Orange Business Services may use this information in particular traffic data with a view to developing and marketing products and services. Orange Business Services may moreover use this information in connection with direct marketing operations, save express opposition by the Client.
Save express opposition, personal data may be forwarded to partners for commercial operations.
The individuals concerned benefit in accordance with the "Data Protection Act" as amended, from a right of opposition, as well as a right of access and correction of any personal data concerning them with Orange Business Services.

19.2 Personal data collected by Orange Business Services for the needs of the Client

For certain services, Orange Business Services collects personal data in the name and on behalf of the Client. In this case, the Client agrees to comply with the legal standards (in particular compliance with the dispositions of the "Data Protection Act" as amended) governing such information communication as well as their use, in particular in so far as concerns information that is directly or indirectly personal. In this respect, the Client (i) acknowledges that the responsibility of Orange Business Services, in its capacity as operator, may not be sought if such information is used by the Client for purposes other than those provided for, accepted or tolerated by the regulations relating to information technology, files and liberties and other associated regulations; (ii) shall be responsible for any damage caused to Orange Business Services, in the event that the Client were to fail to comply with the obligations defined by the regulations referred to in the agreement, the Client agreeing to defend and compensate Orange Business Services in this connection against all actions or threats of actions or claims by third parties, whether legal or otherwise, relating to any information sent and its use by the Client.

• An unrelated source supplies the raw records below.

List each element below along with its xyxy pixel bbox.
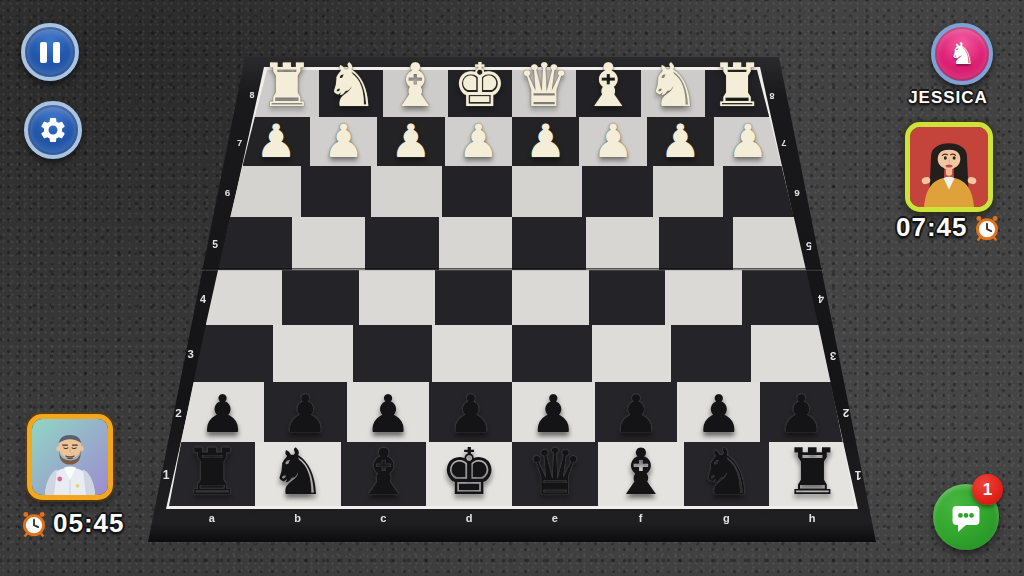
rank-label-right: 6 xyxy=(794,188,800,198)
rank-label-left: 2 xyxy=(175,407,182,419)
board-rank-row xyxy=(218,217,806,270)
square-c5[interactable] xyxy=(365,217,439,270)
rank-label-left: 7 xyxy=(237,138,242,147)
chess-board: 8877665544332211abcdefgh♜♞♝♚♛♝♞♜♟♟♟♟♟♟♟♟… xyxy=(148,56,876,542)
square-d5[interactable] xyxy=(439,217,513,270)
rank-label-left: 4 xyxy=(200,293,206,304)
square-d3[interactable] xyxy=(432,325,512,382)
square-b3[interactable] xyxy=(273,325,353,382)
opponent-avatar[interactable] xyxy=(905,122,993,212)
square-b6[interactable] xyxy=(301,166,371,217)
square-f4[interactable] xyxy=(589,270,666,325)
board-fold-seam xyxy=(201,268,823,271)
alarm-clock-icon xyxy=(973,214,1001,242)
opponent-piece-badge: ♞ xyxy=(931,23,993,85)
piece-black-knight[interactable]: ♞ xyxy=(269,440,326,504)
piece-white-knight[interactable]: ♞ xyxy=(324,55,378,115)
square-d4[interactable] xyxy=(435,270,512,325)
rank-label-right: 5 xyxy=(806,239,812,249)
piece-black-pawn[interactable]: ♟ xyxy=(447,388,494,440)
piece-black-bishop[interactable]: ♝ xyxy=(612,440,669,504)
board-rank-row xyxy=(230,166,794,217)
board-rank-row xyxy=(181,382,843,442)
opponent-name: JESSICA xyxy=(876,88,1020,108)
player-timer: 05:45 xyxy=(20,508,125,539)
square-e6[interactable] xyxy=(512,166,582,217)
rank-label-right: 4 xyxy=(818,293,824,304)
piece-white-pawn[interactable]: ♟ xyxy=(592,118,633,164)
square-c6[interactable] xyxy=(371,166,441,217)
rank-label-right: 1 xyxy=(855,469,862,481)
file-label: d xyxy=(466,513,473,524)
square-a3[interactable] xyxy=(194,325,274,382)
square-f5[interactable] xyxy=(586,217,660,270)
rank-label-right: 7 xyxy=(782,138,787,147)
board-rank-row xyxy=(206,270,819,325)
piece-white-pawn[interactable]: ♟ xyxy=(525,118,566,164)
piece-white-pawn[interactable]: ♟ xyxy=(458,118,499,164)
square-d6[interactable] xyxy=(442,166,512,217)
alarm-clock-icon xyxy=(20,510,48,538)
chat-unread-badge: 1 xyxy=(972,474,1003,505)
square-c4[interactable] xyxy=(359,270,436,325)
piece-white-rook[interactable]: ♜ xyxy=(260,55,314,115)
piece-black-queen[interactable]: ♛ xyxy=(526,440,583,504)
square-b5[interactable] xyxy=(292,217,366,270)
square-h4[interactable] xyxy=(742,270,819,325)
square-g6[interactable] xyxy=(653,166,723,217)
piece-black-knight[interactable]: ♞ xyxy=(698,440,755,504)
square-f3[interactable] xyxy=(592,325,672,382)
white-knight-icon: ♞ xyxy=(949,39,976,69)
rank-label-right: 3 xyxy=(830,349,836,360)
piece-white-pawn[interactable]: ♟ xyxy=(323,118,364,164)
square-c3[interactable] xyxy=(353,325,433,382)
piece-white-knight[interactable]: ♞ xyxy=(646,55,700,115)
rank-label-right: 8 xyxy=(770,90,775,99)
file-label: a xyxy=(209,513,215,524)
square-h5[interactable] xyxy=(733,217,807,270)
square-e5[interactable] xyxy=(512,217,586,270)
rank-label-right: 2 xyxy=(842,407,849,419)
piece-white-king[interactable]: ♚ xyxy=(453,55,507,115)
settings-button[interactable] xyxy=(24,101,82,159)
player-time: 05:45 xyxy=(53,508,125,539)
square-h3[interactable] xyxy=(751,325,831,382)
opponent-timer: 07:45 xyxy=(896,212,1001,243)
file-label: f xyxy=(639,513,643,524)
piece-black-rook[interactable]: ♜ xyxy=(783,440,840,504)
piece-black-pawn[interactable]: ♟ xyxy=(530,388,577,440)
piece-white-pawn[interactable]: ♟ xyxy=(660,118,701,164)
square-a5[interactable] xyxy=(218,217,292,270)
file-label: b xyxy=(294,513,301,524)
piece-white-rook[interactable]: ♜ xyxy=(710,55,764,115)
square-a6[interactable] xyxy=(230,166,300,217)
piece-black-pawn[interactable]: ♟ xyxy=(613,388,660,440)
piece-white-bishop[interactable]: ♝ xyxy=(582,55,636,115)
piece-white-queen[interactable]: ♛ xyxy=(517,55,571,115)
piece-black-king[interactable]: ♚ xyxy=(440,440,497,504)
piece-white-bishop[interactable]: ♝ xyxy=(389,55,443,115)
game-screen: 8877665544332211abcdefgh♜♞♝♚♛♝♞♜♟♟♟♟♟♟♟♟… xyxy=(0,0,1024,576)
player-avatar[interactable] xyxy=(27,414,113,500)
square-e4[interactable] xyxy=(512,270,589,325)
square-g3[interactable] xyxy=(671,325,751,382)
square-a4[interactable] xyxy=(206,270,283,325)
rank-label-left: 8 xyxy=(249,90,254,99)
opponent-avatar-image xyxy=(910,127,988,207)
piece-black-bishop[interactable]: ♝ xyxy=(355,440,412,504)
square-g5[interactable] xyxy=(659,217,733,270)
chat-button[interactable]: 1 xyxy=(933,484,999,550)
piece-black-pawn[interactable]: ♟ xyxy=(778,388,825,440)
piece-black-rook[interactable]: ♜ xyxy=(183,440,240,504)
square-b4[interactable] xyxy=(282,270,359,325)
piece-black-pawn[interactable]: ♟ xyxy=(365,388,412,440)
square-f6[interactable] xyxy=(582,166,652,217)
square-g4[interactable] xyxy=(665,270,742,325)
square-h6[interactable] xyxy=(723,166,793,217)
piece-white-pawn[interactable]: ♟ xyxy=(390,118,431,164)
piece-black-pawn[interactable]: ♟ xyxy=(199,388,246,440)
board-rank-row xyxy=(194,325,831,382)
piece-white-pawn[interactable]: ♟ xyxy=(727,118,768,164)
speech-bubble-icon xyxy=(947,498,985,536)
file-label: c xyxy=(380,513,386,524)
player-avatar-image xyxy=(32,419,108,495)
rank-label-left: 1 xyxy=(163,469,170,481)
square-e3[interactable] xyxy=(512,325,592,382)
pause-button[interactable] xyxy=(21,23,79,81)
pause-icon xyxy=(40,42,60,63)
file-label: h xyxy=(809,513,816,524)
rank-label-left: 6 xyxy=(225,188,231,198)
piece-white-pawn[interactable]: ♟ xyxy=(256,118,297,164)
rank-label-left: 3 xyxy=(187,349,193,360)
piece-black-pawn[interactable]: ♟ xyxy=(282,388,329,440)
gear-icon xyxy=(38,115,68,145)
piece-black-pawn[interactable]: ♟ xyxy=(695,388,742,440)
opponent-time: 07:45 xyxy=(896,212,968,243)
file-label: g xyxy=(723,513,730,524)
rank-label-left: 5 xyxy=(212,239,218,249)
file-label: e xyxy=(552,513,558,524)
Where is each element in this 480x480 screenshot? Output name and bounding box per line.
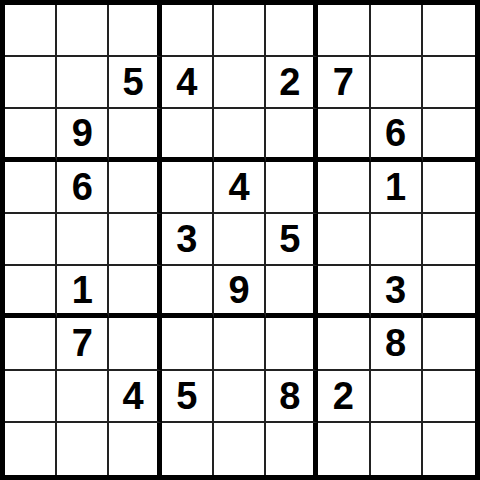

19.3 Personal data collected by the Client and sent to Orange Business Services

For certain services, the Client must send its data to Orange Business Services. Consequently, Orange Business Services agree to comply with the legal standards applicable to the communication of such data as well as their use, in particular the "Data Protection Act" as amended.As data manager in accordance with these legal standards, the Client guarantees Orange Business Services that it has fulfilled all its obligations, in particular the administrative declarations and procedures with the CNIL, and that it has informed the people concerned of the use that is made of these data. Consequently, the responsibility of Orange Business Services shall not be sought in this respect, and the Client guarantees Orange Business Services against any action, complaint or claim, whether legal or otherwise, from a User whose data were to be duplicated and hosted in connection with the performance of the agreement.